I designed this circuit to amplify acoustic chirps emitted by a robot. The resulting signals are used to determine the location of the robot. The amplifier provides a maximum of gain of 46 dB, with about 15 dB of automatic gain control. There are two poles of highpass filtering with 500 Hz corner frequencies to help reduce 60 cycle hum. Julien Amelot was kind enough to enter my penciled design into the Eagle schematic capture / PCB layout program. His version of the schematic is shown below.

IC1A acts like a transresistance amplifier. Electret microphones typically have a built-in amplifier composed of a single field effect transistor. Such microphones therefore act like sound pressure controlled "constant" current source in parallel with a resistor. So if you use the inverting input of IC1A (which is a virtual ground) as the positive supply of the microphone, and attach the other end of the microphone to a now noise negative supply voltage, the current through the microphone continues on through R10. The capacitance of the cable between the microphone and IC1A is not very important in this configuration: because of the virtual ground, the voltage does not vary, only the current.

In principle you could double the gain of IC1A by doubling R10... but if you increase it too much, the output of IC1A will bump into the positive supply. You can compensate for that (at the expense of extra noise) by injecting a current of the opposite polarity into the inverting inverting input. To do so, connect a resistor (about 3.3k Ohms) from that inverting input to the output of the LM317. Better yet, attach that resistor to an RC lowpass filtered version of that output (not shown in the schematic).

IC1D acts like a non-inverting amplifier whose gain is determined by the drain-source resistance of T1. R16 swamps the unit-to-unit variations between transistors, at the expense of the amount of AGC. You can short it out if you like, and get some extra gain. The control voltage that determines the resistance of the FET is the voltage at the junction of R18 and R19. Resistors R14 and R15 add to this control voltage another voltage equal to half of the drain-source voltage: this makes the FET resistance appear to be more linear, which reduces distortion.

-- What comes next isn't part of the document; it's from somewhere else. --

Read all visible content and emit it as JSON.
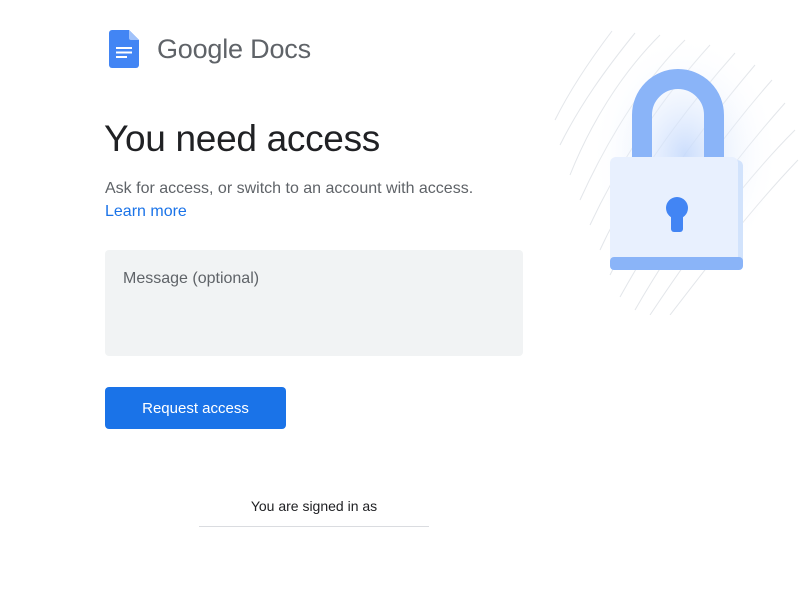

IC1C acts like an active rectifier that applies the negative peaks of the IC1D output to C13, in order to obtain the AGC control voltage. R18 and R19 bleed the charge off of C13 so that the gain will recover again after a loud sound. They also act as a voltage divider to match the output voltage range of IC1C to the pinch off voltage of T1.

IC1B shifts the voltage up into the 0-5V range, instead of being centered about 0V. That way the output can be fed into a analog-to-digital converter.